«Debemos saber quién hemos sido y quiénes somos si queremos construir un edificio aceptable dentro del gran marco de la sociedad occidental a la que pertenecemos por filiación directa desde el tiempo de los carolingios». Esta frase, con la que Vicens Vives abría Notícia de Catalunya, ha sido como una especie de paradigma para la cultura catalana a lo largo de más de medio siglo. Si la necesidad de conocernos era cierta en la década de los cincuenta del siglo pasado, hoy vuelve a serlo para salirnos –si es que históricamente es posible– del bajón colectivo en el que nos hemos metido. «De lo que se trata es de que nuestro bien y nuestro mal no tenga secretos y medir el acierto o el error en el trabajo hecho» .
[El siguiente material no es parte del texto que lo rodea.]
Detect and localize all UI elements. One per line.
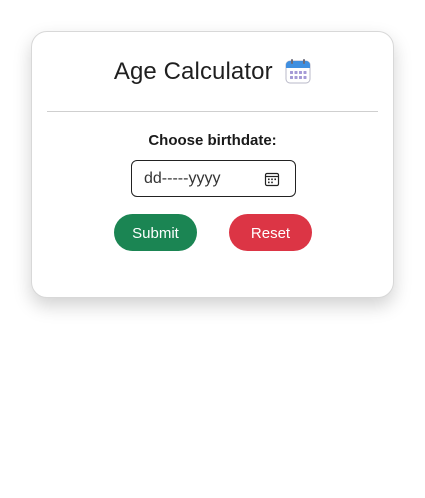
calendar-icon: [285, 58, 311, 84]
page-title: Age Calculator: [113, 58, 273, 85]
birthdate-input[interactable]: dd-----yyyy: [131, 160, 296, 197]
reset-button[interactable]: Reset: [229, 214, 312, 251]
divider: [47, 111, 378, 112]
header: Age Calculator: [32, 58, 393, 92]
birthdate-input-value: dd-----yyyy: [144, 170, 221, 187]
calendar-picker-icon[interactable]: [264, 171, 280, 187]
submit-button[interactable]: Submit: [114, 214, 197, 251]
age-calculator-card: Age Calculator Choose birthdate: dd-----…: [31, 31, 394, 298]
birthdate-label: Choose birthdate:: [148, 132, 277, 149]
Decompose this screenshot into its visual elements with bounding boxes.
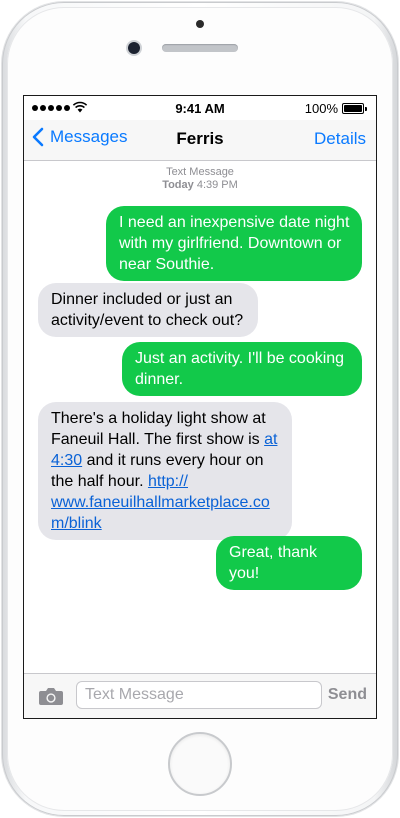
message-line: Just an activity. I'll be cooking <box>135 350 345 367</box>
outgoing-message-bubble[interactable]: I need an inexpensive date night with my… <box>106 206 362 281</box>
message-composer: Send <box>24 673 376 718</box>
back-label: Messages <box>50 127 128 146</box>
message-line: activity/event to check out? <box>51 312 244 329</box>
time-link[interactable]: at <box>264 431 277 448</box>
outgoing-message-bubble[interactable]: Just an activity. I'll be cooking dinner… <box>122 342 362 396</box>
camera-icon[interactable] <box>38 686 64 706</box>
message-line: with my girlfriend. Downtown or <box>119 235 342 252</box>
status-bar: 9:41 AM 100% <box>24 96 376 120</box>
url-link[interactable]: http:// <box>148 473 188 490</box>
front-camera <box>128 42 140 54</box>
message-line: the half hour. <box>51 473 148 490</box>
message-line: Dinner included or just an <box>51 291 233 308</box>
proximity-sensor <box>196 20 204 28</box>
message-thread[interactable]: Text Message Today 4:39 PM I need an ine… <box>24 161 376 673</box>
send-button[interactable]: Send <box>328 686 367 704</box>
battery-percentage: 100% <box>304 101 338 116</box>
incoming-message-bubble[interactable]: Dinner included or just an activity/even… <box>38 283 258 337</box>
url-link[interactable]: m/blink <box>51 515 102 532</box>
message-line: There's a holiday light show at <box>51 410 266 427</box>
message-line: I need an inexpensive date night <box>119 214 350 231</box>
message-line: Faneuil Hall. The first show is <box>51 431 265 448</box>
thread-timestamp: Text Message Today 4:39 PM <box>24 166 376 192</box>
battery-icon <box>342 103 367 114</box>
url-link[interactable]: www.faneuilhallmarketplace.co <box>51 494 270 511</box>
message-line: and it runs every hour on <box>82 452 264 469</box>
details-button[interactable]: Details <box>314 129 366 149</box>
outgoing-message-bubble[interactable]: Great, thank you! <box>216 536 362 590</box>
message-input[interactable] <box>76 681 322 709</box>
message-line: near Southie. <box>119 256 215 273</box>
timestamp-day: Today <box>162 179 194 191</box>
message-line: Great, thank you! <box>229 544 318 582</box>
navigation-bar: Messages Ferris Details <box>24 120 376 161</box>
time-link[interactable]: 4:30 <box>51 452 82 469</box>
back-button[interactable]: Messages <box>32 127 127 147</box>
chevron-left-icon <box>32 127 44 147</box>
earpiece-speaker <box>162 44 238 52</box>
screen: 9:41 AM 100% Messages Ferris Details Tex… <box>24 96 376 718</box>
incoming-message-bubble[interactable]: There's a holiday light show at Faneuil … <box>38 402 292 540</box>
message-type-label: Text Message <box>166 166 234 178</box>
timestamp-time: 4:39 PM <box>196 179 238 191</box>
message-line: dinner. <box>135 371 184 388</box>
home-button[interactable] <box>168 732 232 796</box>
Necesitamos recuperar esta sabiduría colectiva porque disponer de autogobierno nos hemos perdido. Nos hemos perdido tanto que la propia expresión de Vicens Vives, sociedad occidental, filiación directa de carolingios, irrita la piel de un buen puñado de gente, de políticos, escritores y gente de notoriedad mediática –un grupo social hoy determinante. Pero si Cataluña es una comunidad en la historia y no un producto de diseño de hace cuatro días, necesitamos reflexionar desde ella, sobre ella y toda ella, para entender quiénes somos.
Necesitamos recuperar quién hemos sido, qué hemos hecho, para saber quiénes somos, asumir nuestras fuerzas y ventajas, también los graves defectos y carencias, para dotarnos de un nuevo horizonte de sentido que rehaga nuestra energía colectiva, más allá de la simplificación y la politiquería y nos oriente en el andar como pueblo. Más allá de que un simple agregado de individuos en los que la máxima preocupación personal es procurar por uno mismo, y el único síntoma de comunidad es el de procurarse servicios de los poderes públicos.
Un pueblo está en su fundamento otra cosa. Es una comunidad que comparte una esperanza definida. Necesitamos saber volver a ligar la comunidad de memoria con la comunidad de vida y la comunidad de proyecto. Porque sólo de la síntesis fecunda entre ellas surge un pueblo exitoso. El fracaso es una comunidad fraccionada, donde «los de la memoria» van a su aire, «los de la vida» viven al día, y «los del proyecto» se fraccionan en múltiples elucubraciones, sin demasiadas relaciones positivas entre ellos, más allá de la dialéctica del rechazo mutuo.
El primer enemigo a abatir no es externo. Son nuestras debilidades y defectos. La renuncia de algunos de aquellos, que en el pasado se levantaron como hitos del camino. El individualismo desmedido, de la desvinculación y su consecuencia colectiva, el neocorporativismo, la reactividad del “no”, que reúne mientras dura el problema, pero que se desmenuza sin dejar rastro de capital social, la partitocracia que nos ahoga, el hiperconsumismo del consuelo en una sociedad cada día más desigual, y sobre todo, por encima de todo, el gran dogal de lo políticamente correcto, que silencia, castiga, represalia, todo lo que no concuerda con él. La cultura woke que cancela ideas y compatriotas, el feminismo de la guerra de géneros, que transforma en enemigos a la mitad de la población, el ensalzamiento de las identidades sexuales, que fragmenta la nación y los grupos sociales en tribus, a partir de la curiosa razón de con quien prefiere acostarse. Nos hemos perdido y sin rectificar nos perderemos como pueblo. Vamos en camino, a no ser que un profundo renacimiento de lo que somos vuelva a ganar la batalla.